Ну, и проекты изменялись, конечно. Скажем, жесткая структура концептуального поведения сменялась на более мерцающие стратегии. Для художника или литератора классического типа поведения и взаимоотношения с текстом была такая максима — конечно, очень жесткая — «Художник умирает в тексте». И оптика культуры была очень понятная: все сходилось на тексте. Концептуализм явил новую стратегию поведения, когда культуре надо было вырабатывать новую оптику, то есть параллельное слежение за текстом и за автором. Этика и эстетика поведения концептуальных художников состояла в том, чтобы жестко удерживать себя на дистанции от текста. Это напоминает крылатую ракету, которая летит над землей, описывая все каверзы рельефа, но все равно сохраняя постоянную высоту над землей, независимо от того, над чем она летит: над горой, или над равниной, или над провалом. Это была стратегия поведения концептуального художника, и культура выработала соответственную оптику. Потом пришли более смутные стратегии, мерцательные, постконцептуальные, к которым, собственно говоря, уже и склонились многие авторы концептуализма. Не все, конечно. Комар и Меламид по-прежнему выдерживали жесткую стратегию… Соков, Косолапов, Монастырский. Но некоторые другие теперь более мерцательны в том смысле, что автор уже позволяет себе как бы влипать в текст, но его задача влипнуть в него не так надолго и не с такой силой, чтобы невозможно было от него отскочить. Но и, отскакивая на некоторое расстояние, он тоже не должен держаться там и сидеть там долго, чтобы не быть полностью отделенным от текста. Поэтому его стратегия — постоянное мерцание. И поэтому культуре приходится вырабатывать новую оптику, нацеленную на срединную зону мерцания. Оказывается, не текст, не сам автор, отделенный от текста, есть предмет пристального наблюдения, а вот эта динамика движения. Это как для людей, не привыкших наблюдать за пинг-понгом: им очень трудно смотреть, потому что они видят игроков, но не успевают следить за шариком. «Мерцательная» стратегия напоминает слежение за движением не игроков, а этого шарика, за его быстрым перепрыгиванием с одной стороны на другую. Культура пока привыкает к этой оптике, еще не до конца ее вобрала.
Посему, если описывать сам концептуализм, он уже стал, конечно, достоянием культуры, и его черты и влияние могут прослеживаться в деятельности любого другого поколения, любого другого художника, но сами авторы, помимо того, что они уже работают в пределах ими разработанного мифа, все-таки видоизменяются, хотя и в разной степени.

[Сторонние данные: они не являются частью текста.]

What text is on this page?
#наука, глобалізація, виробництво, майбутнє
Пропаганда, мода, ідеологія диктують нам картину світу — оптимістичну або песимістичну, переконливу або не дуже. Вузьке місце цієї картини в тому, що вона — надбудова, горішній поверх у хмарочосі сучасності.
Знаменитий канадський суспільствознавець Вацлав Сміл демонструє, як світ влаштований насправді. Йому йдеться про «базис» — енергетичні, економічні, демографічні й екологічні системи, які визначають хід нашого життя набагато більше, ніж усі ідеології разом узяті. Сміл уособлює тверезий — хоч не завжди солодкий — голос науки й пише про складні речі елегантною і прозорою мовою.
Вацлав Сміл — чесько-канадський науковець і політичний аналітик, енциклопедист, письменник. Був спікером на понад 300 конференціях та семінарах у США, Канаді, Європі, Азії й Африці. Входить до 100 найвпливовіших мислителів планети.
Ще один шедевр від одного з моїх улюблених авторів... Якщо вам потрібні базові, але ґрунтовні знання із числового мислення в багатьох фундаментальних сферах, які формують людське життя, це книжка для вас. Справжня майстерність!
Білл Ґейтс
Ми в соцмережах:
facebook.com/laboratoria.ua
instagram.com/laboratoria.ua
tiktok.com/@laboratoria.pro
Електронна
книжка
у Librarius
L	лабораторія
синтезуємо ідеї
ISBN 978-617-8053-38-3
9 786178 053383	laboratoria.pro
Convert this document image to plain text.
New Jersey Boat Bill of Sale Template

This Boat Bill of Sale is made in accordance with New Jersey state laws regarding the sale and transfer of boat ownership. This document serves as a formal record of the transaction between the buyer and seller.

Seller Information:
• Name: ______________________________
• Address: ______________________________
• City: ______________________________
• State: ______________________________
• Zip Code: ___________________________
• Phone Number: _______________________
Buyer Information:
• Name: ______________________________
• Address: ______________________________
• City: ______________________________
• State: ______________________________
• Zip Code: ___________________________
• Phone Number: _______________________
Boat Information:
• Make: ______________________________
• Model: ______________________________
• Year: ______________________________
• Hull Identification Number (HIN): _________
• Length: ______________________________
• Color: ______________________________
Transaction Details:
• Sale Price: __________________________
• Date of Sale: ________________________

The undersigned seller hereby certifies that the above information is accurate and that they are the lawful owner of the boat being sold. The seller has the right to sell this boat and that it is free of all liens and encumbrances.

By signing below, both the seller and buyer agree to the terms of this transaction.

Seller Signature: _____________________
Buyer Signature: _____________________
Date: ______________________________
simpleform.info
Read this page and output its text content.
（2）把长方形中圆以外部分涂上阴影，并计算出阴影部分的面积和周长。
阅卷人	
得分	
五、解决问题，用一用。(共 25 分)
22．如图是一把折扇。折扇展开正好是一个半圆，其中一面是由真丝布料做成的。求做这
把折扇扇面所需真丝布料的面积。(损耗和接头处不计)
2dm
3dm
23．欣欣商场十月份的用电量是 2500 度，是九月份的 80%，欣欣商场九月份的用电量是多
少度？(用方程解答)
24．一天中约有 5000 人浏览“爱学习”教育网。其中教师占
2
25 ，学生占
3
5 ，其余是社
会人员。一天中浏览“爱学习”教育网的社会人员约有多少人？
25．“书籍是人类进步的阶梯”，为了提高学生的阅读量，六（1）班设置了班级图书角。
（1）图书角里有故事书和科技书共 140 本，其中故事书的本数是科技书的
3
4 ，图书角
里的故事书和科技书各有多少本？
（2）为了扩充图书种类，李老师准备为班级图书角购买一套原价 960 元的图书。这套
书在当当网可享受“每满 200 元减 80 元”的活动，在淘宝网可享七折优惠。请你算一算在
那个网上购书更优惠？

М.Э.:Спасибо. У меня несколько вопросов, разветвляющих ваш ответ в разных направлениях. Начну с такого. Имел ли место творческий кризис за последние пятнадцать лет в вашем личном опыте, когда казалось, что все уже кончилось и дальше двигаться некуда? И если он имел место, то как он разрешился?
Д.А.П.:В отношении меня такие традиционные понятия, как вдохновение, творческий кризис, гений и прочее, — они не работают, потому что моя основная работа не с текстом была в первые годы, а с собой как с организмом, производящим определенные процедурные или текстовые операции. Посему для меня нет этого понятия, как кризис. Такой большой, как бы пожирающий организм выработался.
М.Э.:Но именно организм, а не механизм?
Д.А.П.:Организм или механизм — я условно говорю. Если сделать экстракт из его деятельности, это можно как технологию понять. Такой большой организм-механизм, куда что ни попадает, все переваривается и пожирается. Вообще в моей деятельности начиная с молодости практически никогда не было творческого кризиса — просто потому, что у меня основное понятие не творчество, а рутина. У меня есть доведенные до самоподдерживающегося состояния определенные рутины, которые живут сами в некой степени активности и в некой степени безвольности. То есть они продолжают есть, но как бы идут по следам пищи. Посему их технология не меняется — меняется только направление движения. У меня не было творческих кризисов, да и, честно говоря, в деятельности художников моего круга я не замечал ни одного творческого кризиса — и ничего. Я знаю, что у литераторов гораздо сложнее с этим делом. В отличие от художников, у которых очень значимый тяжелый технологический пласт, как балласт, который держит в жизни и требует каждодневного труда и почти рукоделия, — у литераторов этот сам процесс гораздо более бесплотный и с большими перенапряжениями, чисто психологическими и душевными, потом провалами — что, собственно, способствует расшатыванию этого организма и приводит к разного рода кризисам, застоям или периодам молчания, что свойственно очень многим литераторам, практически всем. Но у меня система работы в литературе выработана по аналогии с изобразительным искусством. Это такая рутина, мое многописание, — это не проблема того, как можно больше написать, а проблема ежедневной рутины письма.
М.Э.:Вы пишете ежедневно?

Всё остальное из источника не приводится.